Around Grady, they’re rampant. Birds and Limes can be found leaning across bike racks, strewn on grassy patches, and running up and down streets on all sides of the school. They block the sidewalks and bike paths we walk and ride to school on, and generally disturb the peace.

Advocates for motorized scooters argue they serve as an environmentally-friendly option and help reduce traffic. However, the scooters prevent others from doing just that by blocking paths and speeding past pedestrians. These scooters are a safety concern, and the companies that drop them in cities around America do not seem to care. Companies have done little more than add tabs on safety to their websites.

Birds and Limes are dockless; independent agents hired by their companies leave them in certain areas for pickup, but customers don’t have to return them to a central location. The recent trend of leaving them in the middle of sidewalks and paths is only partly the fault of riders; by design, Birds have no nest, and Limes have no trees. Rather than taking responsibility for their wayward charges, the companies hire independent agents to pick up abandoned scooters. Lime’s website urges visitors to “become a juicer,” but they run pickups through the app, and in any given city there isn’t a central entity managing pickups or charging. This is only one aspect of these companies’ laissez-faire relationship with public spaces; the company has dropped scooters in several cities (Atlanta included) without any warning, and without asking the local government for permission to do so.

Last month, Bird lobbied for bill AB-2989 in the California State Assembly with plans to limit safety regulations and allow motorized scooters on highways and sidewalks with higher speed limits. The legislature only amended rules for riding on highways, but the fact that Bird tried to water down safety laws in the first place is worrying.

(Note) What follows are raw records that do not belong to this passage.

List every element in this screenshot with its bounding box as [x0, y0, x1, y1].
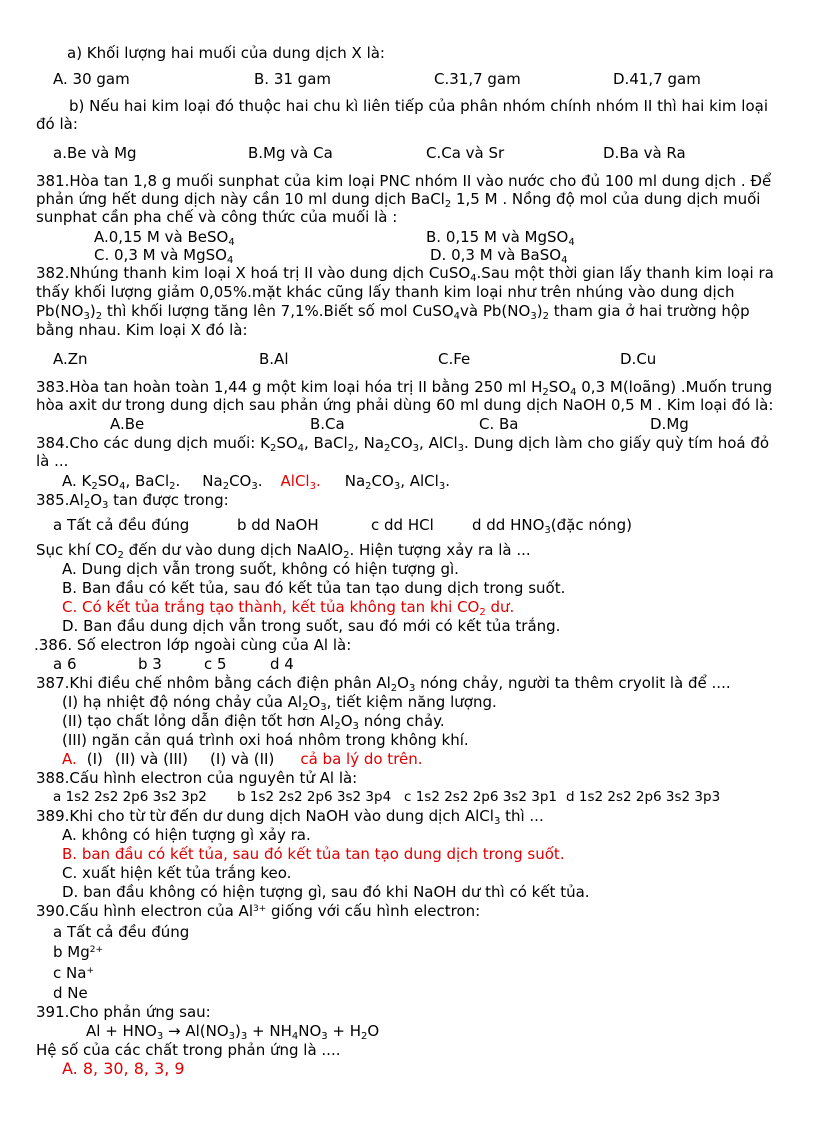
- question-385-option-b: b dd NaOH: [237, 516, 319, 534]
- question-387-item-2: (II) tạo chất lỏng dẫn điện tốt hơn $Al_2O_3$ nóng chảy.: [62, 712, 445, 732]
- question-387-answer: cả ba lý do trên.: [300, 750, 423, 768]
- question-388-option-b: b 1s2 2s2 2p6 3s2 3p4: [237, 789, 392, 805]
- question-383-option-a: A.Be: [110, 415, 145, 433]
- question-387-item-3: (III) ngăn cản quá trình oxi hoá nhôm trong không khí.: [62, 731, 469, 749]
- question-388-option-a: a 1s2 2s2 2p6 3s2 3p2: [53, 789, 207, 805]
- question-382-option-b: B.Al: [259, 350, 289, 368]
- question-385-line1: $385.Al_2O_3$ tan được trong:: [36, 491, 229, 511]
- question-387-option-marker: A.: [62, 750, 77, 768]
- question-384-options: [62, 472, 450, 490]
- question-383-option-c: C. Ba: [479, 415, 519, 433]
- question-a-option-a: A. 30 gam: [53, 70, 130, 88]
- question-390-option-d: d Ne: [53, 984, 88, 1002]
- question-382-option-a: A.Zn: [53, 350, 88, 368]
- question-381-line2: phản ứng hết dung dịch này cần 10 ml dung dịch BaCl$_2$ 1,5 M . Nồng độ mol của dung dịch muối: [36, 190, 761, 210]
- question-385-option-c: c dd HCl: [371, 516, 434, 534]
- question-386-line1: .386. Số electron lớp ngoài cùng của Al là:: [34, 636, 352, 654]
- question-386-option-a: a 6: [53, 655, 77, 673]
- question-391-line1: 391.Cho phản ứng sau:: [36, 1003, 211, 1021]
- question-383-option-b: B.Ca: [310, 415, 345, 433]
- question-389-option-a: A. không có hiện tượng gì xảy ra.: [62, 826, 311, 844]
- question-382-option-c: C.Fe: [438, 350, 471, 368]
- question-384-option-d: $Na_2CO_3$, AlCl$_3$.: [344, 472, 450, 492]
- question-390-option-c: c Na+: [53, 964, 94, 982]
- question-391-equation: $Al + HNO_3 \to Al(NO_3)_3 + NH_4NO_3 + H_2O$: [86, 1022, 380, 1042]
- question-390-option-b: b $Mg^{2+}$: [53, 943, 104, 961]
- question-385-option-a: a Tất cả đều đúng: [53, 516, 190, 534]
- question-387-item-1: (I) hạ nhiệt độ nóng chảy của $Al_2O_3$, tiết kiệm năng lượng.: [62, 693, 497, 713]
- question-381-line3: sunphat cần pha chế và công thức của muối là :: [36, 208, 398, 226]
- question-a-option-d: D.41,7 gam: [613, 70, 701, 88]
- question-389-option-d: D. ban đầu không có hiện tượng gì, sau đó khi NaOH dư thì có kết tủa.: [62, 883, 590, 901]
- question-381-option-d: D. 0,3 M và BaSO$_4$: [430, 246, 568, 266]
- question-388-option-c: c 1s2 2s2 2p6 3s2 3p1: [404, 789, 558, 805]
- question-389-option-b: B. ban đầu có kết tủa, sau đó kết tủa tan tạo dung dịch trong suốt.: [62, 845, 565, 863]
- question-381-option-c: C. 0,3 M và MgSO$_4$: [94, 246, 234, 266]
- question-386-option-c: c 5: [204, 655, 227, 673]
- question-co2-option-b: B. Ban đầu có kết tủa, sau đó kết tủa tan tạo dung dịch trong suốt.: [62, 579, 566, 597]
- question-co2-option-c: C. Có kết tủa trắng tạo thành, kết tủa không tan khi $CO_2$ dư.: [62, 598, 515, 618]
- question-386-option-d: d 4: [270, 655, 294, 673]
- question-388-line1: 388.Cấu hình electron của nguyên tử Al là:: [36, 769, 358, 787]
- question-382-line4: bằng nhau. Kim loại X đó là:: [36, 321, 248, 339]
- question-a-text: a) Khối lượng hai muối của dung dịch X là:: [67, 44, 385, 62]
- question-382-line2: thấy khối lượng giảm 0,05%.mặt khác cũng lấy thanh kim loại như trên nhúng vào dung dịch: [36, 283, 735, 301]
- question-382-line1: 382.Nhúng thanh kim loại X hoá trị II vào dung dịch CuSO$_4$.Sau một thời gian lấy thanh kim loại ra: [36, 264, 774, 284]
- question-b-option-d: D.Ba và Ra: [603, 144, 686, 162]
- question-co2-option-d: D. Ban đầu dung dịch vẫn trong suốt, sau đó mới có kết tủa trắng.: [62, 617, 561, 635]
- question-384-line2: là ...: [36, 452, 69, 470]
- question-389-line1: 389.Khi cho từ từ đến dư dung dịch NaOH vào dung dịch AlCl$_3$ thì ...: [36, 807, 544, 827]
- question-381-option-b: B. 0,15 M và MgSO$_4$: [426, 228, 575, 248]
- question-b-option-b: B.Mg và Ca: [248, 144, 333, 162]
- question-384-option-a: A. $K_2SO_4$, BaCl$_2$.: [62, 472, 181, 492]
- question-387-line1: 387.Khi điều chế nhôm bằng cách điện phân $Al_2O_3$ nóng chảy, người ta thêm cryolit là để ....: [36, 674, 731, 694]
- question-387-option-1: (I): [86, 750, 103, 768]
- question-385-option-d: d dd $HNO_3(đặc$ nóng): [472, 516, 632, 536]
- question-386-option-b: b 3: [138, 655, 162, 673]
- question-b-text-cont: đó là:: [36, 115, 78, 133]
- question-384-option-c: AlCl$_3$.: [280, 472, 321, 492]
- question-387-options: [62, 750, 423, 768]
- question-381-option-a: A.0,15 M và BeSO$_4$: [94, 228, 235, 248]
- question-381-line1: 381.Hòa tan 1,8 g muối sunphat của kim loại PNC nhóm II vào nước cho đủ 100 ml dung dịch . Để: [36, 172, 772, 190]
- question-390-option-a: a Tất cả đều đúng: [53, 923, 190, 941]
- question-a-option-c: C.31,7 gam: [434, 70, 521, 88]
- question-388-option-d: d 1s2 2s2 2p6 3s2 3p3: [566, 789, 721, 805]
- question-383-line1: 383.Hòa tan hoàn toàn 1,44 g một kim loại hóa trị II bằng 250 ml $H_2SO_4$ 0,3 M(loãng) .Muốn trung: [36, 378, 773, 398]
- question-b-option-c: C.Ca và Sr: [426, 144, 505, 162]
- question-co2-option-a: A. Dung dịch vẫn trong suốt, không có hiện tượng gì.: [62, 560, 459, 578]
- question-390-line1: 390.Cấu hình electron của $Al^{3+}$ giống với cấu hình electron:: [36, 902, 481, 920]
- question-b-text: b) Nếu hai kim loại đó thuộc hai chu kì liên tiếp của phân nhóm chính nhóm II thì hai kim loại: [69, 97, 769, 115]
- question-co2-line1: Sục khí $CO_2$ đến dư vào dung dịch NaAlO$_2$. Hiện tượng xảy ra là ...: [36, 541, 531, 561]
- question-382-line3: $Pb(NO_3)_2$ thì khối lượng tăng lên 7,1%.Biết số mol CuSO$_4$và $Pb(NO_3)_2$ tham gia ở hai trường hộp: [36, 302, 750, 322]
- question-387-option-3: (I) và (II): [210, 750, 275, 768]
- question-391-line3: Hệ số của các chất trong phản ứng là ....: [36, 1041, 341, 1059]
- question-383-line2: hòa axit dư trong dung dịch sau phản ứng phải dùng 60 ml dung dịch NaOH 0,5 M . Kim loại đó là:: [36, 396, 774, 414]
- question-b-option-a: a.Be và Mg: [53, 144, 137, 162]
- question-382-option-d: D.Cu: [620, 350, 657, 368]
- question-384-line1: 384.Cho các dung dịch muối: $K_2SO_4$, BaCl$_2$, $Na_2CO_3$, AlCl$_3$. Dung dịch làm cho giấy quỳ tím hoá đỏ: [36, 434, 770, 454]
- question-391-answer: A. 8, 30, 8, 3, 9: [62, 1059, 185, 1078]
- question-a-option-b: B. 31 gam: [254, 70, 332, 88]
- question-387-option-2: (II) và (III): [114, 750, 189, 768]
- question-384-option-b: $Na_2CO_3$.: [202, 472, 263, 492]
- question-383-option-d: D.Mg: [650, 415, 689, 433]
- question-389-option-c: C. xuất hiện kết tủa trắng keo.: [62, 864, 292, 882]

Scooter-related misdeeds aren’t limited to the corporations themselves, though. Riders also make Birds and Limes an easy target for removal by using them on bike paths and sidewalks, where motorized vehicles are banned. As I ride my bike to school, I routinely watch helmetless riders race each other (usually in Piedmont Park, where scooters are banned). Supporters of the companies say that they’re getting people outside, but they do it at the cost of public safety and everybody else’s commute. Ultimately, Birds and Limes aren’t worth the trouble their riders and distributors cause.

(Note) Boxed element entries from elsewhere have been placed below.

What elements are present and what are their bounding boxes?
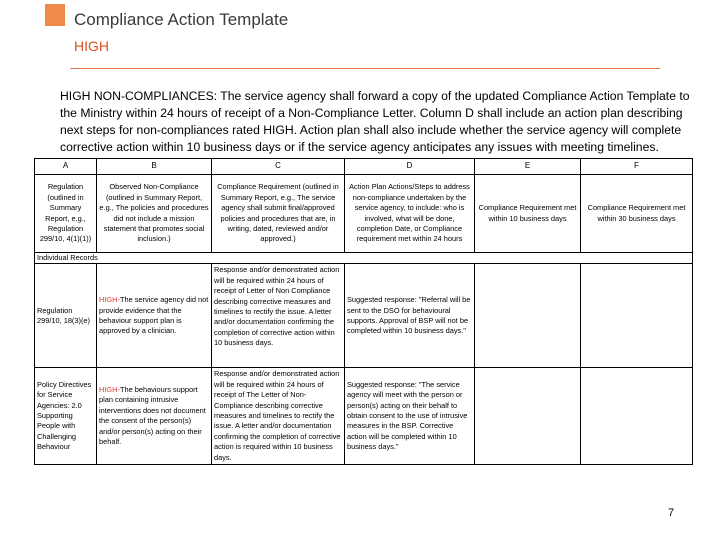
- column-letter: A: [35, 159, 97, 175]
- observed-text: The service agency did not provide evidence that the behaviour support plan is approved by a clinician.: [99, 295, 209, 336]
- cell-regulation: Policy Directives for Service Agencies: 2.0 Supporting People with Challenging Behaviour: [35, 368, 97, 465]
- cell-met-30[interactable]: [581, 368, 693, 465]
- header-regulation: Regulation (outlined in Summary Report, e.g., Regulation 299/10, 4(1)(1)): [35, 175, 97, 253]
- column-letter: E: [475, 159, 581, 175]
- section-row: [35, 253, 693, 264]
- column-header-row: [35, 175, 693, 253]
- header-met-10-days: Compliance Requirement met within 10 business days: [475, 175, 581, 253]
- header-observed-non-compliance: Observed Non-Compliance (outlined in Summary Report, e.g., The policies and procedures did not include a mission statement that promotes social inclusion.): [97, 175, 212, 253]
- cell-observed: [97, 368, 212, 465]
- cell-met-10[interactable]: [475, 264, 581, 368]
- cell-regulation: Regulation 299/10, 18(3)(e): [35, 264, 97, 368]
- high-tag: HIGH-: [99, 385, 120, 395]
- page-number: 7: [668, 507, 675, 519]
- cell-observed: [97, 264, 212, 368]
- cell-met-10[interactable]: [475, 368, 581, 465]
- observed-text: The behaviours support plan containing intrusive interventions does not document the consent of the person(s) and/or person(s) acting on their behalf.: [99, 385, 206, 447]
- cell-met-30[interactable]: [581, 264, 693, 368]
- column-letter: D: [345, 159, 475, 175]
- cell-action: Suggested response: "The service agency will meet with the person or person(s) acting on their behalf to obtain consent to the use of intrusive measures in the BSP. Corrective action will be completed within 10 business days.": [345, 368, 475, 465]
- column-letter: F: [581, 159, 693, 175]
- table-row: [35, 368, 693, 465]
- slide-title: Compliance Action Template: [74, 10, 289, 29]
- slide-subtitle: HIGH: [74, 38, 109, 54]
- header-met-30-days: Compliance Requirement met within 30 business days: [581, 175, 693, 253]
- title-accent-square: [45, 4, 65, 26]
- column-letter-row: [35, 159, 693, 175]
- column-letter: B: [97, 159, 212, 175]
- cell-requirement: Response and/or demonstrated action will be required within 24 hours of receipt of The Letter of Non-Compliance describing corrective measures and timelines to rectify the issue. A letter and/or documentation confirming the completion of corrective action is required within 10 business days.: [212, 368, 345, 465]
- compliance-table: [34, 158, 693, 465]
- header-action-plan: Action Plan Actions/Steps to address non-compliance undertaken by the service agency, to include: who is involved, what will be done, completion Date, or Compliance requirement met within 24 hours: [345, 175, 475, 253]
- cell-requirement: Response and/or demonstrated action will be required within 24 hours of receipt of Letter of Non Compliance describing corrective measures and timelines to rectify the issue. A letter and/or documentation confirming the completion of corrective action within 10 business days.: [212, 264, 345, 368]
- high-tag: HIGH-: [99, 295, 120, 305]
- column-letter: C: [212, 159, 345, 175]
- header-compliance-requirement: Compliance Requirement (outlined in Summary Report, e.g., The service agency shall submit final/approved policies and procedures that are, in writing, dated, reviewed and/or approved.): [212, 175, 345, 253]
- header-divider: [70, 68, 660, 69]
- section-label: Individual Records: [35, 253, 693, 264]
- table-row: [35, 264, 693, 368]
- cell-action: Suggested response: "Referral will be sent to the DSO for behavioural supports. Approval of BSP will not be completed within 10 business days.": [345, 264, 475, 368]
- intro-paragraph: HIGH NON-COMPLIANCES: The service agency shall forward a copy of the updated Compliance Action Template to the Ministry within 24 hours of receipt of a Non-Compliance Letter. Column D shall include an action plan describing next steps for non-compliances rated HIGH. Action plan shall also include whether the service agency will complete corrective action within 10 business days or if the service agency anticipates any issues with meeting timelines.: [60, 89, 690, 154]
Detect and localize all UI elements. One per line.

Atlanta may be a heavily car-dependent city, but it isn’t this desperate for alternatives. Bird and Lime routinely ignore their products’ many issues at the cost of everyone around them. The city of Atlanta wants to promote these vehicles as an alternative to cars, but the public forums they’ve held has only resulted in the formation of a committee that has yet to take action.

In the meantime, motorized scooters continue to go unregulated. As a regular bike commuter, I don’t see how these companies are content with blocking public paths and profiting off of irresponsible riders. It’s high time that the city of Atlanta joined other cities around the country in regulating motorized scooters.